On 8 December, Sichuan soldiers mutinied in Chengdu, dissatisfied with the delay regarding their military pay. Pu and Zhu both resigned and fled, leaving Yin in charge to stop the mutiny. Yin managed to stop the mutineers, and led his troops to attack the Governor's Gate where they captured Zhao Erfeng, executing him on the grounds of him leading the "counter-revolutionary conspiracy". Yin had so much public support that he arose to become the military governor due to his bravery. As military governor, he promoted the reorganization of the military government, finally managing to stabilize the situation in Sichuan.

=== Government merger ===

A 1912 banknote, worth 1 yuan, issued by the Bank of Sichuan

Two major governments existed in the Sichuan region: The Great Han Sichuan Military Government and the Shu Military Government. The latter had been established in November 1911, and was led by Zhang Peijue. Yin planned to unify them by force, and invited the army of the Yunnan clique to aid in unification. Yin gave up on forceful reunification after mediation, and the Yunnan Army left Sichuan. Both governments sent representatives to Chongqing to make an agreement in January 1912. The sides eventually came to an agreement on 21 March: Chengdu would serve as the political center and would house the Sichuan Governor's Office, with the governors of Great Han Sichuan and Shu respectively serving as chief and deputy governors. Chongqing would be an important town, and a pacification office established there. The two governments officially merged on 27 April, officially bringing both the Great Han Sichuan Military Government and the Shu Military Government to their ends.
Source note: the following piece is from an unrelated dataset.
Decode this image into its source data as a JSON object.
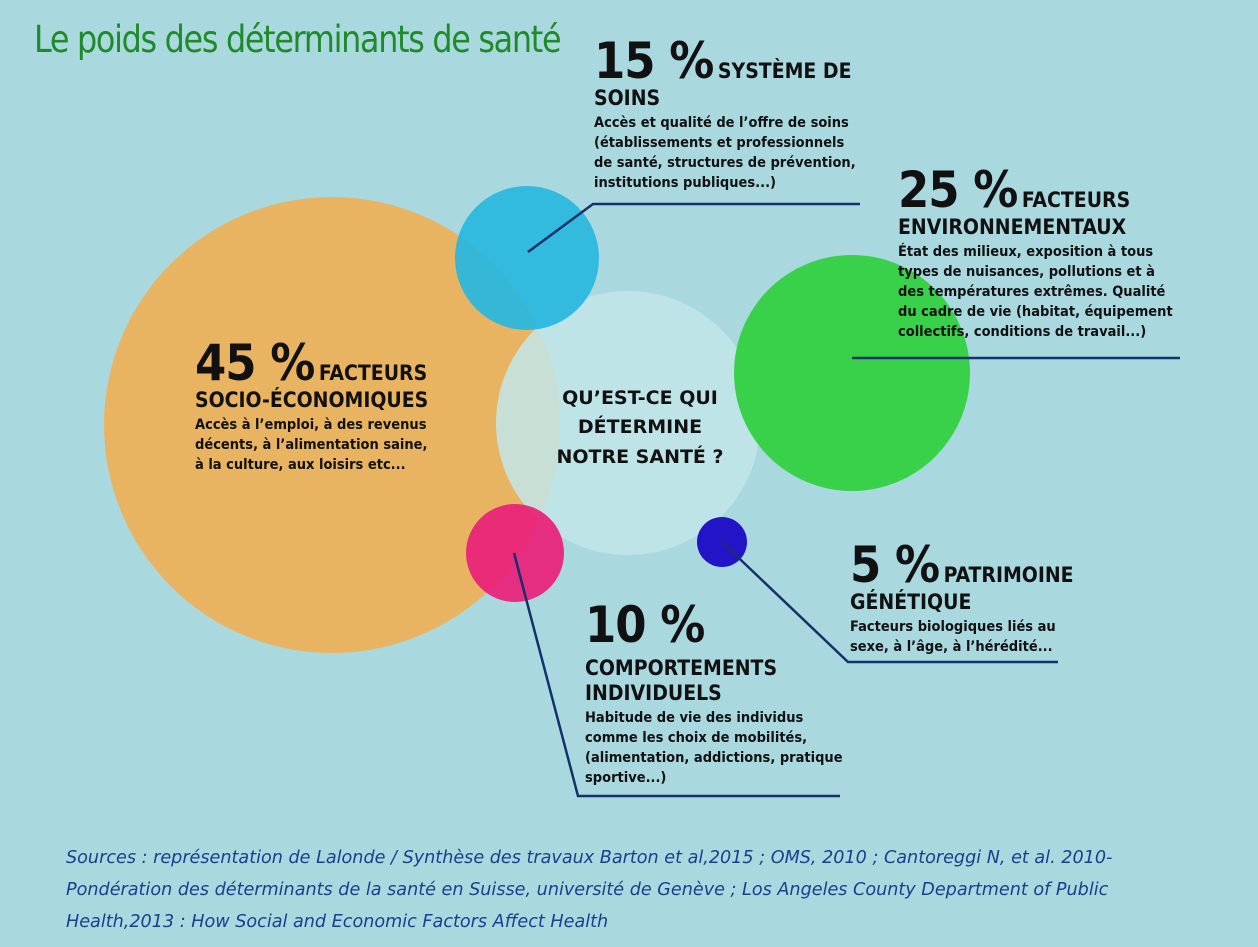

The new government was simply named the Sichuan Military Government.

Yin was appointed as the military governor of the Sichuan Governor's Office, Zhang was appointed as the deputy governor, and Xia Zhishi was appointed as the chief pacification chief of the Chongqing Pacification Office.

=== Absorption by the Republic of China ===
The new Sichuan Military Government existed in a region with over ten other military governments. To the west, the rapidly-expanding Republic of China soon reached the Sichuan region. Sichuan was soon absorbed as a province of the Republic, putting an end to all of the military governments in the region, including the Sichuan Military Government.

== Bibliography ==
- Chen Zuwu (陈祖武), Yin Chanheng. Institute of Modern History, the Chinese Academy of Social Sciences (2000). The Biographies of Republic People, Vol.10 (民国人物传 第10卷). Zhonghua Book Company. ISBN 7-101-02114-X.
- Xu Youchun (徐友春) (main ed.) (2007). Unabridged Biographical Dictionary of the Republic, Revised and Enlarged Version (民国人物大辞典 增订版). Hebei People's Press (Hebei Renmin Chubanshe; 河北人民出版社). ISBN 978-7-202-03014-1.